Entanglement is one of the hottest topics in physics today (although the idea is 89 years old) because of the crucial role it plays in quantum information physics.  The topic was awarded the 2022 Nobel Prize in Physics which went to John Clauser, Alain Aspect and Anton Zeilinger.

Direct observations of entanglement have been mostly restricted to optics (where entangled photons are easily created and detected) or molecular and atomic physics as well as in the solid state.

But entanglement eluded high-energy physics (which is quantum matter personified) until 2023 when the Atlas Collaboration at the LHC (Large Hadron Collider) in Geneva posted a manuscript on Arxiv that reported the first observation of entanglement in the decay products of a quark.

Fig. Thresholds for entanglement detection in decays from top quarks. Image credit.

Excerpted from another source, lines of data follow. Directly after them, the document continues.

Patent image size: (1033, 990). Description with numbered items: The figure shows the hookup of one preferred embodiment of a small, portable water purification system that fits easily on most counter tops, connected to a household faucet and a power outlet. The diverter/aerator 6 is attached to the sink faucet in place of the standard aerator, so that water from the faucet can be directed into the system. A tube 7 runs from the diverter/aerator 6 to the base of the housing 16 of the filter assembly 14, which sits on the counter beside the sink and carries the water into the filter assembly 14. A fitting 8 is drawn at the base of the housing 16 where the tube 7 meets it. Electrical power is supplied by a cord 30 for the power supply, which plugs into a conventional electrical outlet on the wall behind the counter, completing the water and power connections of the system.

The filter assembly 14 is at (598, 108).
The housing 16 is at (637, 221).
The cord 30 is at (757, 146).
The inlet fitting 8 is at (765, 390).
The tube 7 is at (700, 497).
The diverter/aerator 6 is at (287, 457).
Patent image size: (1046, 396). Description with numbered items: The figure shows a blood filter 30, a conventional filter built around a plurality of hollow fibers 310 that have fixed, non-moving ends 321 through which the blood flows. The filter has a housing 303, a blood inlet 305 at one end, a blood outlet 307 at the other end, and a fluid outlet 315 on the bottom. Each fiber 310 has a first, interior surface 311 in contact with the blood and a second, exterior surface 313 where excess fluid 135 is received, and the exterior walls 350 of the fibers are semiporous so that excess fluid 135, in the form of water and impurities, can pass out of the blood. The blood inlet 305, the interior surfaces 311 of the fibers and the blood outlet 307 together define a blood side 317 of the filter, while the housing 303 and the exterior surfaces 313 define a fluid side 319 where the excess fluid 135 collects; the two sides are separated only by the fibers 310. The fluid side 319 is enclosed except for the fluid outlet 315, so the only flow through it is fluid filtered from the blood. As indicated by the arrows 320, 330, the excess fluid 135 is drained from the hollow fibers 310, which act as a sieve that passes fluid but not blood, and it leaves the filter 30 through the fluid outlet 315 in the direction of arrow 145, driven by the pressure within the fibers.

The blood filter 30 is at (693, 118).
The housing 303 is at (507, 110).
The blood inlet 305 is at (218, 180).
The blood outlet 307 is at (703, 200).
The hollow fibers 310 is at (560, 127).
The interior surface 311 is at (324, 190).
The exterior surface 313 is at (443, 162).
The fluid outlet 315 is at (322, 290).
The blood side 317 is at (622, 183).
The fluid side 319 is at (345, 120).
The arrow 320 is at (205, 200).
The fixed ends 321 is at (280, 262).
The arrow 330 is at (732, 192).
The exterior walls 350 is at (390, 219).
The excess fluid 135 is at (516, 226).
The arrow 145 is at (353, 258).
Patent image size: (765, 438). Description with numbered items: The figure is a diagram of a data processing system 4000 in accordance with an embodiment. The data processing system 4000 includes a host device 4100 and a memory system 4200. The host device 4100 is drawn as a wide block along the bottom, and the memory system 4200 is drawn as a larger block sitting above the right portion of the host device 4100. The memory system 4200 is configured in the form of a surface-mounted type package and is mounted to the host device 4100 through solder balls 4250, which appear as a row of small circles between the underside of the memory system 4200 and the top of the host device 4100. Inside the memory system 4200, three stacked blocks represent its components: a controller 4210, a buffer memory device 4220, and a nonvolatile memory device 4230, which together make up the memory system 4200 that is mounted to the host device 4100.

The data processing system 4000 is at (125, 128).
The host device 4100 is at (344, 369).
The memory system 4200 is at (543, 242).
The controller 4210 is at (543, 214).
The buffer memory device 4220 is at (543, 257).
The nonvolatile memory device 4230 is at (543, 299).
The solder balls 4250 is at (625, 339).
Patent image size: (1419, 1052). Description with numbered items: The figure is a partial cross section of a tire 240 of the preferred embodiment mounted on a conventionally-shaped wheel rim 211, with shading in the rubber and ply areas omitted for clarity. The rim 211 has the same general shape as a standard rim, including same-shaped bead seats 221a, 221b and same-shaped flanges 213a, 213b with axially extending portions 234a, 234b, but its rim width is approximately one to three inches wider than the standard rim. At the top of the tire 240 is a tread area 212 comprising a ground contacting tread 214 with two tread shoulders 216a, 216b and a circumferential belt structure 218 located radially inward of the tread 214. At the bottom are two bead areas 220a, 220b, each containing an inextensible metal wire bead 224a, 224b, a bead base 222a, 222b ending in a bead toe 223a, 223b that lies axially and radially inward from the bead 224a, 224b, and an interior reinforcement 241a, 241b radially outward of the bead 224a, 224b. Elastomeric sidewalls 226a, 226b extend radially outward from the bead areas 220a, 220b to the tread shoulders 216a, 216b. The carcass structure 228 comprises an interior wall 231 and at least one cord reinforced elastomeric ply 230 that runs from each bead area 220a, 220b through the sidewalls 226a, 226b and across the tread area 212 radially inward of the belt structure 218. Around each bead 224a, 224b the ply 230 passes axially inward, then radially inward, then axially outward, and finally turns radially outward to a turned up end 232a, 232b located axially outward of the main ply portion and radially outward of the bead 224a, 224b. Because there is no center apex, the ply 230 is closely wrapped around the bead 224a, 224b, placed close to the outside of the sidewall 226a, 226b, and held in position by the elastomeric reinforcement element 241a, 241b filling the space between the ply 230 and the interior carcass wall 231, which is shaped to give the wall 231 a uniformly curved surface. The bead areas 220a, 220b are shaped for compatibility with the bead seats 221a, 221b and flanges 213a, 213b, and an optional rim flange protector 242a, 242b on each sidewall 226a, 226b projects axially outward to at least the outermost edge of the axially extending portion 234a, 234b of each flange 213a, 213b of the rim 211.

Quarks interact so strongly (literally through the strong force), that entangled quarks experience very rapid decoherence, and entanglement effects virtually disappear in their decay products.  However, top quarks decay so rapidly, that their entanglement properties can be transferred to their decay products, producing measurable effects in the downstream detection.  This is what the Atlas team detected.

While this discovery won’t make quantum computers any better, it does open up a new perspective on high-energy particle interactions, and may even have contributed to the properties of the primordial soup during the Big Bang.